Song by Wale featuring Meek Mill and Rick Ross

from the album Ambition
- Released: October 28, 2011
- Length: 5:02
- Label: Maybach; Warner;
- Songwriters: Olubowale Akintimehin; Robert Williams; William Roberts II; Tyler Williams; Ernest Price;
- Producer: T-Minus

Music video
- "Ambition" on YouTube

= Ambition (song) =

Song by Wale featuring Meek Mill and Rick Ross

"Ambition" is a song by American rapper Wale featuring American rappers Meek Mill and Rick Ross. It was released on October 28, 2011, as a track from Wale's second studio album Ambition (2011). The song was produced by T-Minus.

==Background==
In an interview with Complex in October 2011, Wale spoke about the song:

"Ambition" is a record that's on the album that's very important because it's the title track. The most famous rapper on the album is obviously Rick Ross, so I wanted him to bring a lot of attention to "Ambition" because it's what the album is about. I also wanted my fans to hear another side of Rick Ross. He touches on some things that he never really spoke on before on that verse."

==Critical reception==
The song was met with generally positive reviews from music critics.

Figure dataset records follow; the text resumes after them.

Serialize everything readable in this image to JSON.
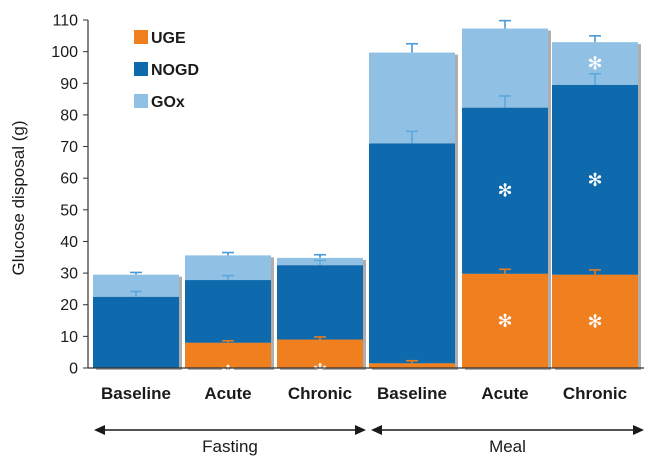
{
  "chart_data": {
    "type": "bar",
    "stacked": true,
    "title": "",
    "xlabel": "",
    "ylabel": "Glucose disposal (g)",
    "ylim": [
      0,
      110
    ],
    "yticks": [
      0,
      10,
      20,
      30,
      40,
      50,
      60,
      70,
      80,
      90,
      100,
      110
    ],
    "grid": false,
    "legend_position": "top-left",
    "categories": [
      "Baseline",
      "Acute",
      "Chronic",
      "Baseline",
      "Acute",
      "Chronic"
    ],
    "groups": [
      {
        "label": "Fasting",
        "categories": [
          0,
          1,
          2
        ]
      },
      {
        "label": "Meal",
        "categories": [
          3,
          4,
          5
        ]
      }
    ],
    "series": [
      {
        "name": "UGE",
        "color": "#f07f1f",
        "values": [
          0,
          8,
          9,
          1.5,
          29.8,
          29.5
        ],
        "error_tops": [
          null,
          8.6,
          9.8,
          2.3,
          31.2,
          31
        ],
        "significant": [
          false,
          true,
          true,
          false,
          true,
          true
        ]
      },
      {
        "name": "NOGD",
        "color": "#0e6aac",
        "values": [
          22.5,
          19.8,
          23.5,
          69.5,
          52.5,
          60
        ],
        "error_tops": [
          24.2,
          29.2,
          34,
          74.8,
          86,
          93
        ],
        "significant": [
          false,
          false,
          false,
          false,
          true,
          true
        ]
      },
      {
        "name": "GOx",
        "color": "#90c1e5",
        "values": [
          7,
          7.8,
          2.3,
          28.7,
          25,
          13.5
        ],
        "error_tops": [
          30.2,
          36.5,
          35.8,
          102.5,
          109.8,
          105
        ],
        "significant": [
          false,
          false,
          false,
          false,
          false,
          true
        ]
      }
    ],
    "significance_marker": "✻"
  }
}
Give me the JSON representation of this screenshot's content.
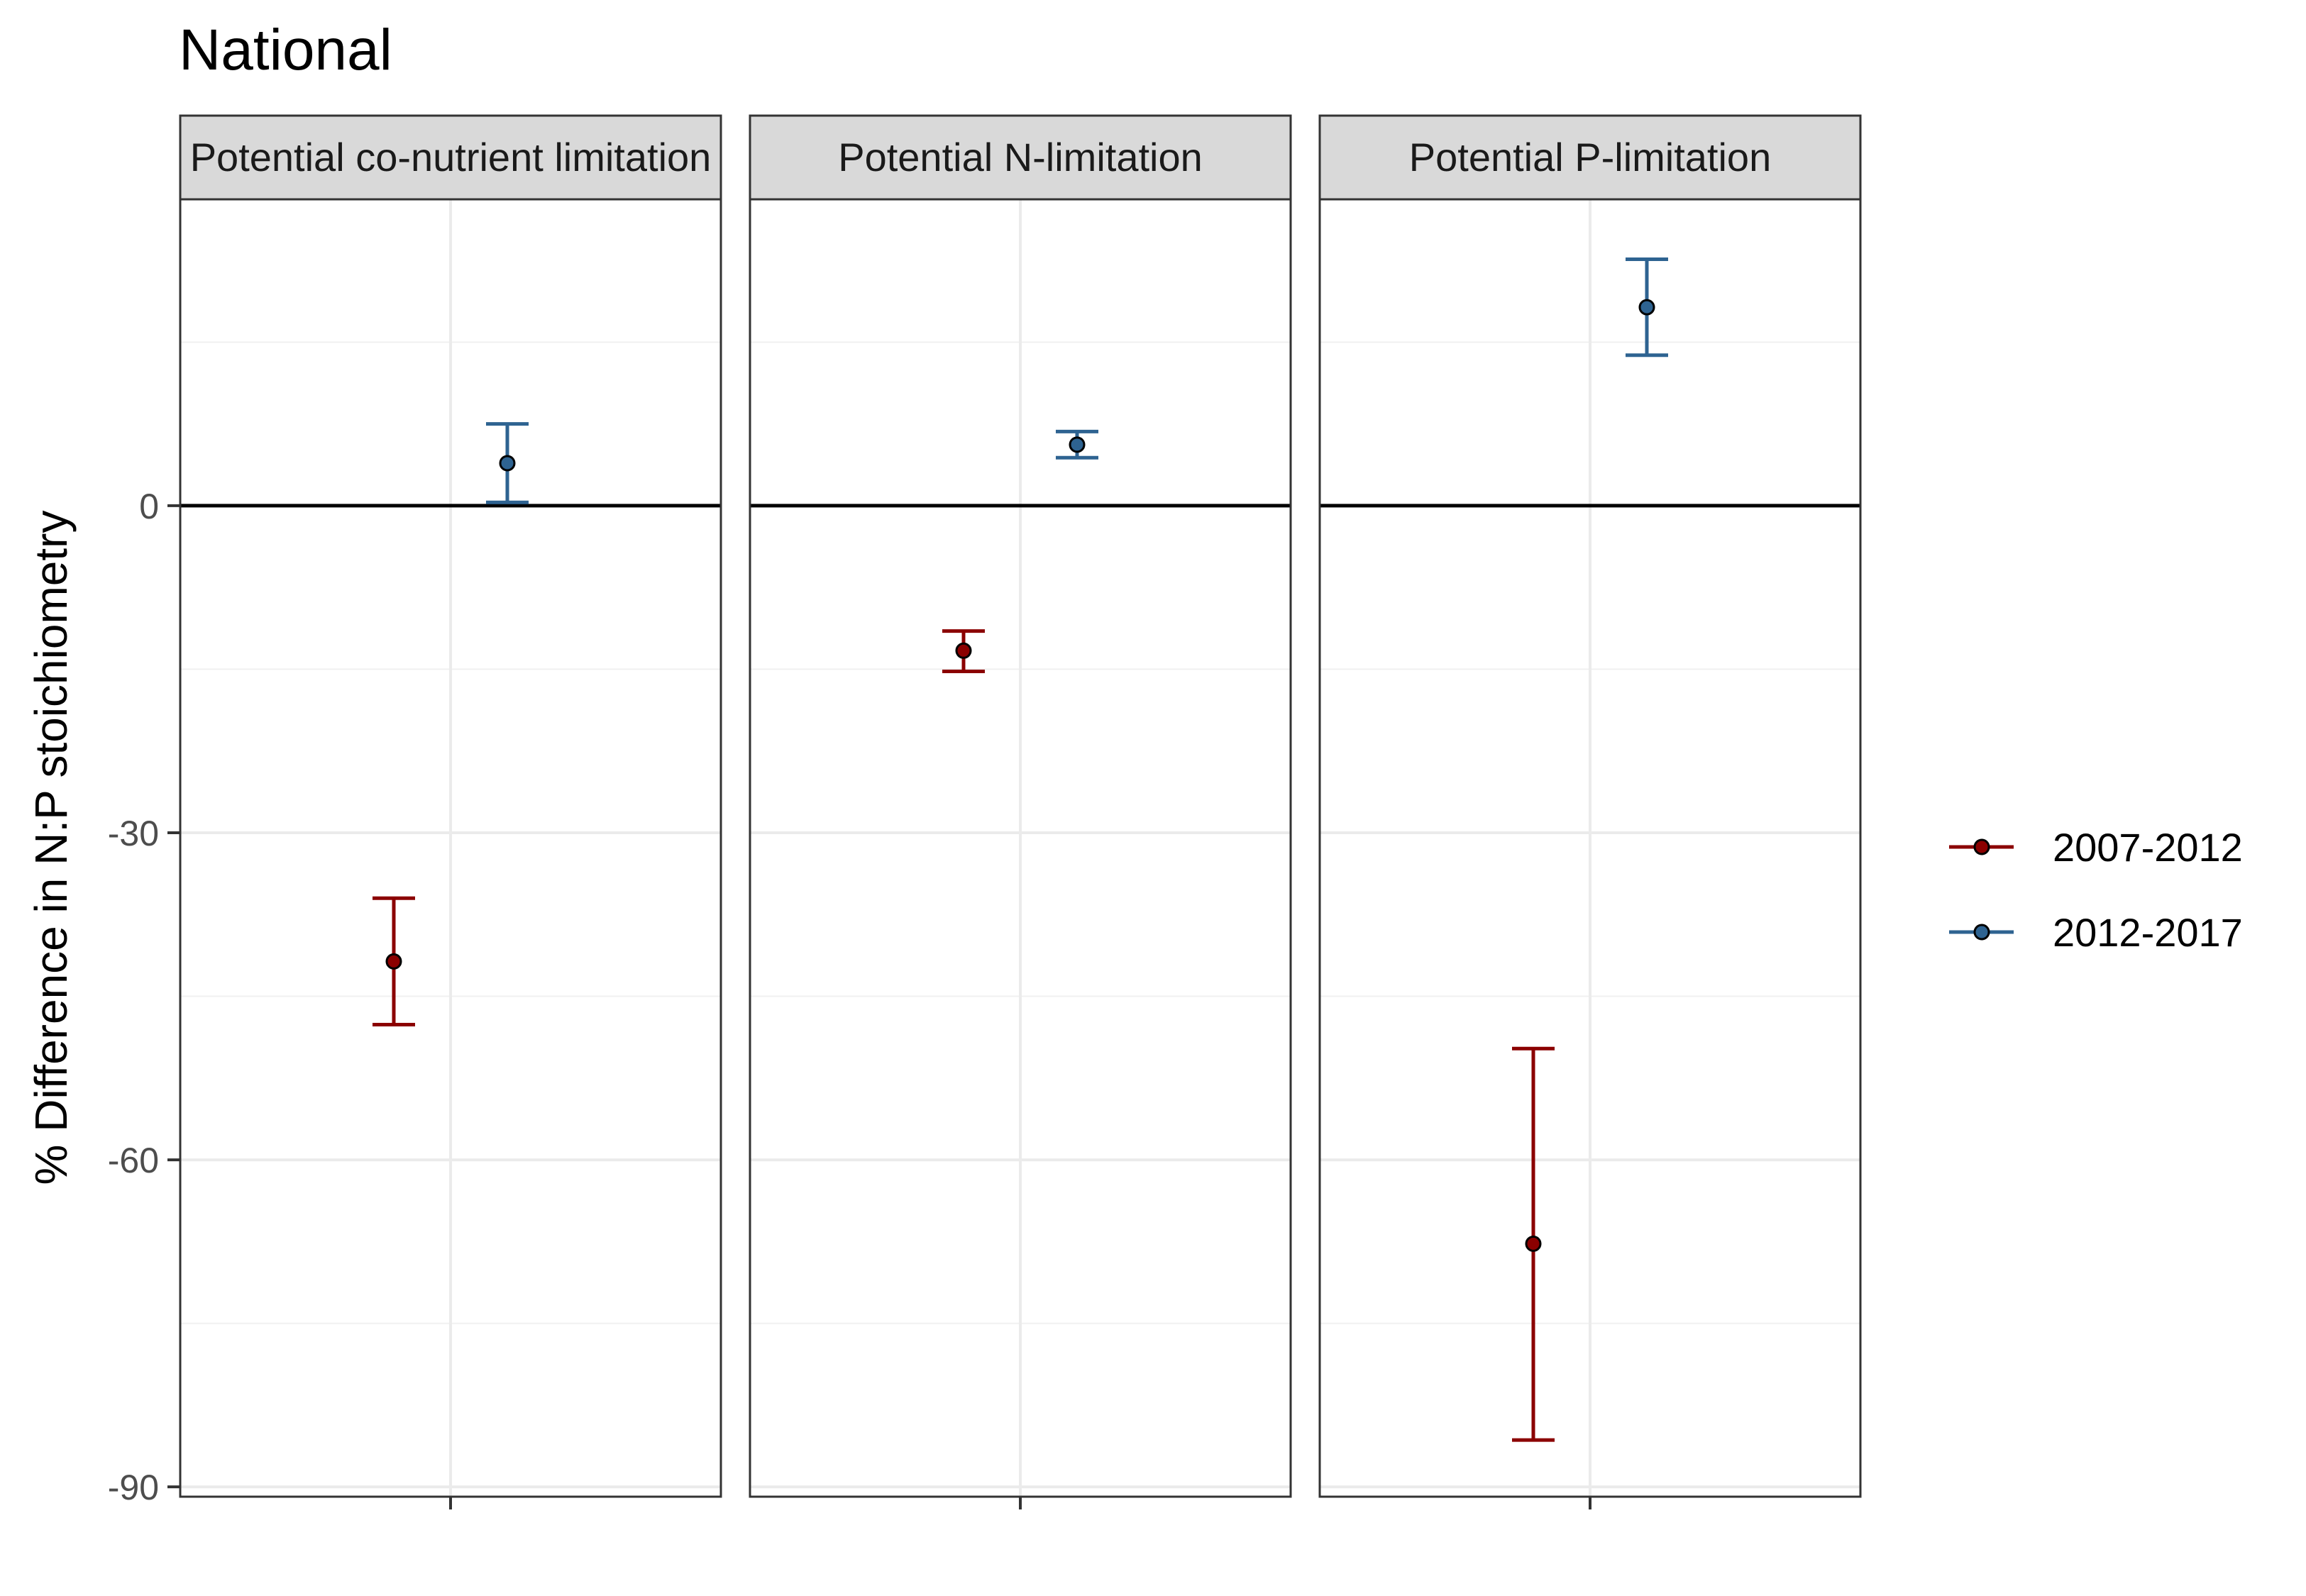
{
  "chart_data": {
    "type": "scatter",
    "title": "National",
    "ylabel": "% Difference in N:P stoichiometry",
    "xlabel": "",
    "ylim": [
      -90.9,
      28.1
    ],
    "yticks": [
      0,
      -30,
      -60,
      -90
    ],
    "grid": true,
    "legend_position": "right",
    "panels": [
      {
        "label": "Potential co-nutrient limitation",
        "points": [
          {
            "series": "2007-2012",
            "value": -41.8,
            "lower": -47.6,
            "upper": -36.0
          },
          {
            "series": "2012-2017",
            "value": 3.9,
            "lower": 0.3,
            "upper": 7.5
          }
        ]
      },
      {
        "label": "Potential N-limitation",
        "points": [
          {
            "series": "2007-2012",
            "value": -13.3,
            "lower": -15.2,
            "upper": -11.5
          },
          {
            "series": "2012-2017",
            "value": 5.6,
            "lower": 4.4,
            "upper": 6.8
          }
        ]
      },
      {
        "label": "Potential P-limitation",
        "points": [
          {
            "series": "2007-2012",
            "value": -67.7,
            "lower": -85.7,
            "upper": -49.8
          },
          {
            "series": "2012-2017",
            "value": 18.2,
            "lower": 13.8,
            "upper": 22.6
          }
        ]
      }
    ],
    "series": [
      {
        "name": "2007-2012",
        "color": "#8b0000"
      },
      {
        "name": "2012-2017",
        "color": "#2e6391"
      }
    ]
  }
}
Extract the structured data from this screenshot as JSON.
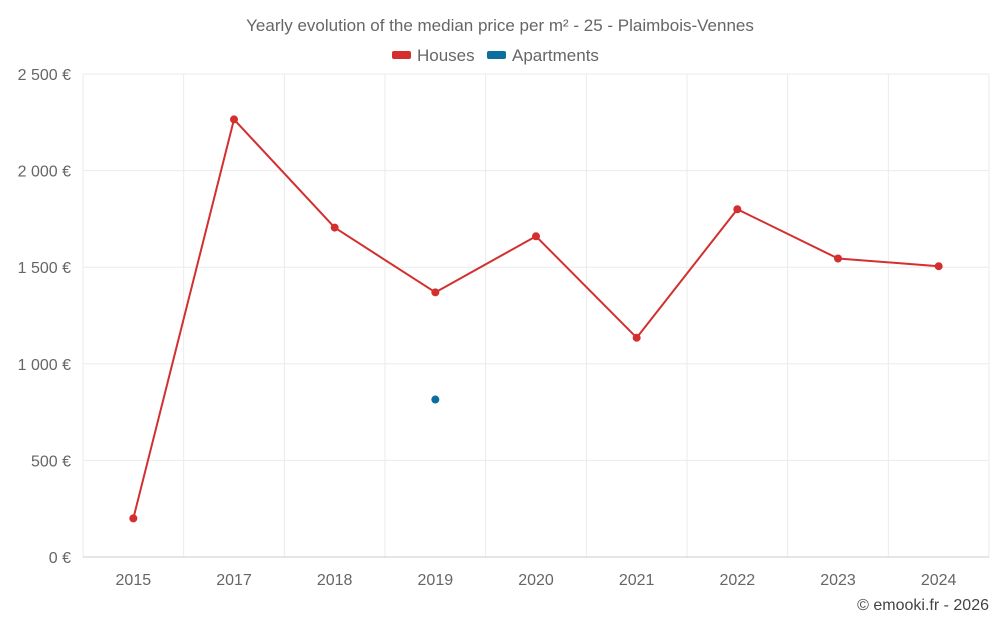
{
  "chart_data": {
    "type": "line",
    "title": "Yearly evolution of the median price per m² - 25 - Plaimbois-Vennes",
    "categories": [
      "2015",
      "2017",
      "2018",
      "2019",
      "2020",
      "2021",
      "2022",
      "2023",
      "2024"
    ],
    "y_ticks": [
      "0 €",
      "500 €",
      "1 000 €",
      "1 500 €",
      "2 000 €",
      "2 500 €"
    ],
    "ylim": [
      0,
      2500
    ],
    "grid": true,
    "legend_position": "top-center",
    "series": [
      {
        "name": "Houses",
        "color": "#d32f2f",
        "values": [
          200,
          2265,
          1705,
          1370,
          1660,
          1135,
          1800,
          1545,
          1505
        ]
      },
      {
        "name": "Apartments",
        "color": "#0b6e9e",
        "values": [
          null,
          null,
          null,
          815,
          null,
          null,
          null,
          null,
          null
        ]
      }
    ]
  },
  "credit": "© emooki.fr - 2026"
}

Rose Lilah of HotNewHipHop described it as "a solid addition to the commendable body of work Wale has been creating since stepping foot in the rap game". XXL called the song a "smooth, rolling opus".

==Music video==
The official music video was released on March 13, 2012. It sees the three rappers on a downtown Los Angeles rooftop and wearing leather jackets, while also showing flashbacks of Meek Mill and Rick Ross in the past.

==Charts==

| Chart (2011) | Peak position |
|---|---|
| US Billboard Hot 100 | 81 |

==Certifications==

| Region | Certification | Certified units/sales |
| Canada (Music Canada) | Gold | 40,000^{‡} |
| United States (RIAA) | Platinum | 1,000,000^{‡} |
^{‡} Sales+streaming figures based on certification alone.